Property desktop.file.associations
Used in uk.ac.gla.terrier.applications.desktop.filehandling.AssociationFileOpener
Possible values absolute path to filename
Default value TERRIER_VAR/desktop.fileassoc
Configures the name of the file in which we save the file type associations with applications

Property block.size
Used in uk.ac.gla.terrier.utility.ApplicationSetup, uk.ac.gla.terrier.indexing.BlockIndexer
Possible values integer > 0
Default value 1
Configures ApplicationSetup.BLOCK_SIZE. The number of terms contained in the same block

Property block.indexing
Used in uk.ac.gla.terrier.utility.ApplicationSetup, uk.ac.gla.terrier.applications.TRECIndexing
Possible values true, false
Default value false
Configures ApplicationSetup.BLOCK_INDEXING. Sets whether block positions should be saved during indexing. This is required to do phrasal searches.

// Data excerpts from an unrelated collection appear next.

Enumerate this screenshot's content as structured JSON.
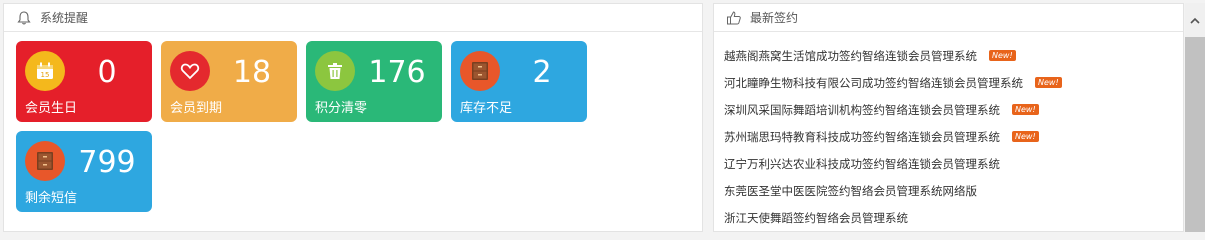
{
  "reminders": {
    "title": "系统提醒",
    "tiles": [
      {
        "label": "会员生日",
        "value": "0",
        "color": "#e51f2a",
        "icon": "calendar-icon"
      },
      {
        "label": "会员到期",
        "value": "18",
        "color": "#f0ac48",
        "icon": "heart-icon"
      },
      {
        "label": "积分清零",
        "value": "176",
        "color": "#2ab878",
        "icon": "trash-icon"
      },
      {
        "label": "库存不足",
        "value": "2",
        "color": "#2ea7e0",
        "icon": "cabinet-icon"
      },
      {
        "label": "剩余短信",
        "value": "799",
        "color": "#2ea7e0",
        "icon": "cabinet-icon"
      }
    ]
  },
  "signings": {
    "title": "最新签约",
    "badge_label": "New!",
    "items": [
      {
        "text": "越燕阁燕窝生活馆成功签约智络连锁会员管理系统",
        "is_new": true
      },
      {
        "text": "河北瞳睁生物科技有限公司成功签约智络连锁会员管理系统",
        "is_new": true
      },
      {
        "text": "深圳风采国际舞蹈培训机构签约智络连锁会员管理系统",
        "is_new": true
      },
      {
        "text": "苏州瑞思玛特教育科技成功签约智络连锁会员管理系统",
        "is_new": true
      },
      {
        "text": "辽宁万利兴达农业科技成功签约智络连锁会员管理系统",
        "is_new": false
      },
      {
        "text": "东莞医圣堂中医医院签约智络会员管理系统网络版",
        "is_new": false
      },
      {
        "text": "浙江天使舞蹈签约智络会员管理系统",
        "is_new": false
      }
    ]
  }
}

Client code should examine this to determine whether to use the BasicIndexer or the BlockIndexer.

Property max.blocks
Used in uk.ac.gla.terrier.utility.ApplicationSetup, uk.ac.gla.terrier.indexing.BlockIndexer
Possible values integer >= 0
Default value 100000
Configures MAX_BLOCKS. The maximum number of blocks a document may contain.

Property lowercase
Used in uk.ac.gla.terrier.indexing.HTMLDocument, uk.ac.gla.terrier.indexing.TRECDocument, uk.ac.gla.terrier.indexing.TRECFullTokenizer
Possible values true, or false
Default value true
Configures Whether text is converted to lowercase before parsing

Property indexing.max.tokens
Used in uk.ac.gla.terrier.indexing.Indexer
Possible values integer >=0
Default value 0
Configures Sets a limit to the maximum number of tokens indexed for a document. The default value 0 means that there is no limit.

Property indexing.excel.maxfilesize.mb
Used in uk.ac.gla.terrier.indexing.MSExcelDocument
Possible values size of a file in megabytes
Default value 0.5
Configures The maximum file size of an Excel spreadsheet to be parsed.

Property indexing.simplefilecollection.extensionsparsers
Used in uk.ac.gla.terrier.indexing.SimpleFileCollection
Possible values comma delimited list of file extensions and associated parsers to use for the corresponding files.
Default value txt:FileDocument,text:FileDocument,tex:FileDocument,bib:FileDocument, pdf:PDFDocument,html:HTMLDocument,htm:HTMLDocument,xhtml:HTMLDocument, xml:HTMLDocument,doc:MSWordDocument,ppt:MSPowerpointDocument,xls:MSExcelDocument
Configures The parsers to be used for processing files with the specified extensions.

Property indexing.simplefilecollection.defaultparser
Used in uk.ac.gla.terrier.indexing.SimpleFileCollection
Possible values fully qualified class name
Default value not specified
Configures The parser to use by default for processing files with unknown extensions

Property terrier.index.path
Used in uk.ac.gla.terrier.utility.ApplicationSetup, uk.ac.gla.terrier.indexing.SimpleFileCollection, uk.ac.gla.terrier.indexing.TRECCollection
Possible values fully path of a directory
Default value TERRIER_VAR + "index/"
Configures TERRIER_INDEX_PATH. The name of the directory in which the data structures created by Terrier are stored

Property trec.blacklist.docids
Used in uk.ac.gla.terrier.indexing.TRECCollection
Possible values full path to filename
Default value not specified
Configures The name of a file that contains a black list of document identifiers to be ignored during indexing

Property trec.collection.pointers
Used in uk.ac.gla.terrier.indexing.TRECCollection
Possible values full path to filename
Default value TERRIER_INDEX_PATH + "docpointers.col"
Configures The name of a file that saves pointers for each file to the original text in the collection files.

Property parameter.free.expansion
Used in uk.ac.gla.terrier.matching.models.queryexpansion.QueryExpansionModel, uk.ac.gla.terrier.structures.ExpansionTerms
Possible values true or false
Default value true
Configures Whether we apply parameter-free query expansion or not.

Property rocchio_beta
Used in uk.ac.gla.terrier.matching.models.queryexpansion.QueryExpansionModel, uk.ac.gla.terrier.structures.ExpansionTerms
Possible values float
Default value 0.4
Configures The parameter of Rocchio's automatic query expansion

Property stopwords.filename
Used in uk.ac.gla.terrier.terms.Stopwords
Possible values absolute path to file
Default value TERRIER_SHARE + "stopword-list.txt"
Configures The name of the file which contains a list of stopwords.